1. Vector
1.1. object that has both a magnitude and a direction.
1.1.1. Picture that a vector as a directed line segment, whose length is the magnitude of the vector and with an arrow indicating the direction.
2. Trigonometry
2.1. the studies of the relationships involving lengths and angles of triangles.
2.2. 3 things you should remember
2.2.1. Adjacent is adjacent (next to) to the angle θ
2.2.2. Opposite is opposite the angle θ
2.2.3. the longest side is the Hypotenuse
2.3. Sine, Cosine and Tangent
2.3.1. Sine funtion:
2.3.1.1. sin(θ) = Opposite / Hypotenuse
2.3.2. Cosine function:
2.3.2.1. cos(θ) = Adjacent / Hypotenuse
2.3.3. Tangen function:
2.3.3.1. tan(θ) = Opposite / Adjacent
3. Rational fuction
3.1. any function which can be defined by a rational fraction
3.1.1. quotient of polynomials
3.1.1.1. y = g(x) / h(x)
3.1.1.1.1. where g and h are polynomials (h not equal 0).
3.2. A rational function will have an x-intercept -- y will equal 0 -- only if the numerator g(x) = 0.
3.3. Singularity
3.3.1. any value of the variable that would make a denominator 0.
3.4. The reciprocal function
3.4.1. a function defined on the set of nonzero reals, that sends every real number to its reciprocal
3.4.2. f(x) = 1/x
3.4.3. Domain is the Real Numbers, except 0, because 1/0 is undefined.
3.4.3.1. Using set-builder notation:
3.4.3.1.1. Its Domain is {x member of Reals | x ≠ 0}
3.4.3.1.2. Its Range is also {x member of Reals | x ≠ 0}
4. Sequence
4.1. A Sequence is a list of things (usually numbers) that are in order.
4.2. Infinite or Finite
4.2.1. When the sequence goes on forever it is called an infinite sequence,
4.2.2. otherwise it is a finite sequence
4.3. In Order
4.3.1. When we say the terms are "in order", we are free to define what order that is! They could go forwards, backwards ... or they could alternate ... or any type of order we want!
4.4. Like a Set
4.4.1. A Sequence is like a Set, except:
4.4.1.1. the terms are in order (with Sets the order does not matter)
4.4.1.2. the same value can appear many times (only once in Sets)
4.5. Arithmetic Sequences
4.5.1. the difference between one term and the next is a constant.
4.6. Geometric Sequences
4.6.1. multiplying the previous term by a constant.
5. Series
5.1. the sum of the terms of a sequence.
5.2. Finite sequences and series
5.2.1. first and last terms
5.3. Infinite sequences and series
5.3.1. continue indefinitely
5.4. Geometric series
5.4.1. where each successive term is produced by multiplying the previous term by a constant number
6. Basic counting
6.1. The Basic or Fundamental Counting Principle can be used determine the possible outcomes when there are two or more characteristics can vary.

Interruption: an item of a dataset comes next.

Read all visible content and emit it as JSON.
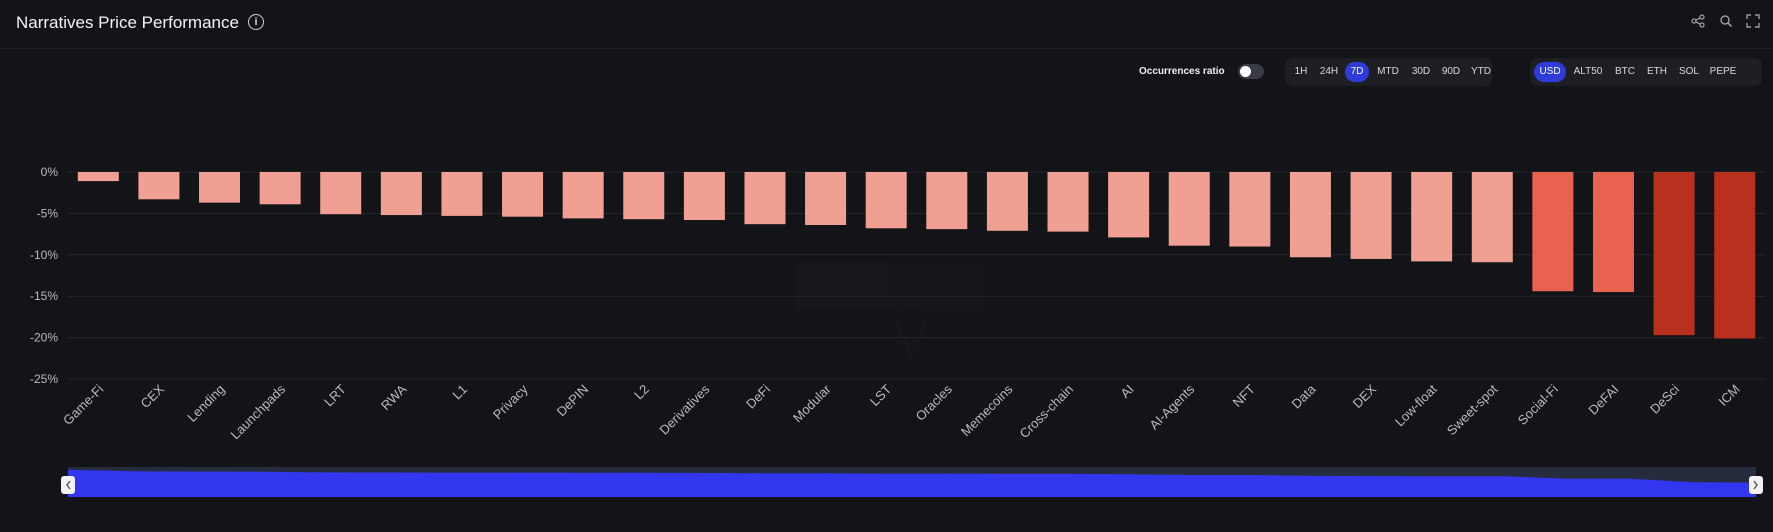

6.1.1. To determine the total number of outcomes, multiply the number of possibilities of the first characteristic times the number of possibilities of the second characteristic.
6.2. Dependent or Independent
6.2.1. Dependent
6.2.1.1. A variable that depends on one or more other variables.
6.2.1.1.1. For equations such as y = 3x – 2, the dependent variable is y. The value of y depends on the value chosen for x. Usually the dependent variable is isolated on one side of an equation.
6.2.2. Independent
6.2.2.1. A variable in an equation that may have its value freely chosen without considering values of any other variable.
6.2.2.1.1. For equations such as y = 3x – 2, the independent variable is x. The variable y is not independent since it depends on the number chosen for x.
7. Probability
7.1. the measure of the likeliness that an event will occur.
7.2. Probability Of An Event
7.2.1. P(A) = The Number Of Ways Event A Can Occur / The total number Of Possible Outcomes
7.3. Tossing a Coin
7.3.1. When a coin is tossed, there are two possible outcomes:
7.3.1.1. heads (H)
7.3.1.1.1. the probability of the coin landing H is ½.
7.3.1.2. tails (T)
7.3.1.2.1. the probability of the coin landing T is ½.
7.4. Throwing Dice
7.4.1. When a single die is thrown, there are six possible outcomes: 1, 2, 3, 4, 5, 6.
7.4.1.1. The probability of any one of them is 1/6.